Back
Technology

XM Cyber Integrates AI Exposure Management into Cybersecurity Platform

Generated on: Last updated: 4 sources
View source

XM Cyber Enhances CTEM Platform with AI Exposure Management Features

XM Cyber has updated its continuous threat exposure management (CTEM) platform to include new AI exposure management features. This expansion covers shadow AI, agent infrastructure, and managed cloud AI services.
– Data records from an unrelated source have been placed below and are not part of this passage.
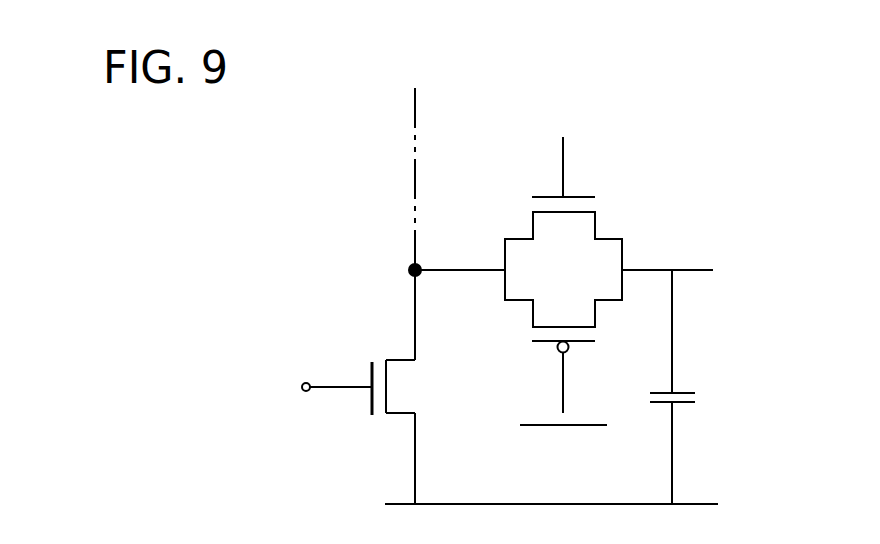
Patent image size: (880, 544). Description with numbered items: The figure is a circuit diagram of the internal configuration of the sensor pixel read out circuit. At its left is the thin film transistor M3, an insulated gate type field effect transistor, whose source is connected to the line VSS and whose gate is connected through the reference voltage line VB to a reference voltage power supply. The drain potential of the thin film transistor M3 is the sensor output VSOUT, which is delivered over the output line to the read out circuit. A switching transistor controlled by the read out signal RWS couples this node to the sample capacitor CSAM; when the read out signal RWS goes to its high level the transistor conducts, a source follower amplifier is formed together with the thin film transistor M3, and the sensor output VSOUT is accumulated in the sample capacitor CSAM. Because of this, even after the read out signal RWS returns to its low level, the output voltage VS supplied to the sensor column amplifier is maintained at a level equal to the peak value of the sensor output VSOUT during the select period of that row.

The read out signal RWS is at (563, 282).
The sensor output VSOUT is at (452, 315).
The output voltage VS is at (667, 249).
The sample capacitor CSAM is at (691, 387).
The thin film transistor M3 is at (407, 387).
The reference voltage line VB is at (322, 387).
The line VSS is at (530, 505).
The update introduces discovery and inventory capabilities for AI usage and infrastructure, extending attack path analysis to AI resources and misconfigurations across hybrid environments.

Key Features

Shadow AI Visibility

A core element of this release is enhanced visibility into unsanctioned use of AI services. XM Cyber's platform can identify AI tool usage across browsers and installed applications, as well as Model Context Protocol (MCP) servers. This discovery function covers public AI services such as OpenAI, Claude, Cursor, and Gemini. The aim is to help security teams identify where AI tools are present and if company data is being shared with unapproved services. The system can also flag AI resources configured with data exfiltration tools (e.g., curl, wget, netcat) and check for risky privileges like sudo access.

MCP Inventory

Inventory capabilities for MCP servers have been added, automatically cataloging configured MCP servers to track agentic AI deployments. This addresses the growing focus on asset inventory for security teams as AI deployments expand across various organizational functions.

Managed Cloud AI Services

The platform now covers managed cloud AI services, including AWS Bedrock, Google Cloud Vertex AI, and Microsoft Azure OpenAI. This extends visibility to AI development and training resources hosted in the cloud, assisting security teams in managing controls typically governed by identity and access management and service-specific permissions.

Attack Path Mapping

XM Cyber's Attack Graph Analysis has been extended to incorporate AI and MCP server exposures into attack path mapping. The platform is designed to show how exposures involving AI resources can chain with other weaknesses across a hybrid IT environment. This approach highlights routes from internet-facing exposures to cloud AI models and then to internal data stores.

Credential Scanning

An update introduces credential exposure detection focused on AI-related configurations. XM Cyber scans MCP configurations, environment variables, and instruction files for hardcoded API keys and tokens. This aims to mitigate the high risk associated with embedded credentials in AI projects, often due to rapid prototyping and third-party tool usage.

Governance and Compliance

New governance features map AI deployments against regulatory and risk frameworks, including the EU AI Act and the NIST AI Risk Management Framework. The platform can detect configuration drift in AI server definitions between scans, identifying unauthorized changes that alter the security posture of AI infrastructure. It also continuously validates whether AI infrastructure aligns with organizational security policies.

Background

The release is based on research by the XM Cyber Research Team into vulnerabilities and misconfigurations in cloud AI development services, including AWS Bedrock, Google Cloud Vertex AI, and Azure OpenAI. These findings, particularly concerning mismanaged permissions and resource-based policies, are integrated into the Attack Graph Analysis.

Company Statement

Boaz Gorodissky, CTO and co-founder of XM Cyber, stated that the new functionality enables security teams to identify and remediate AI-related exposures before potential exploitation. He emphasized that the platform now identifies AI exposures as part of an integrated attack surface, mapping how they chain together with other exposures to create attack paths, which customers view as fundamental for safe AI adoption.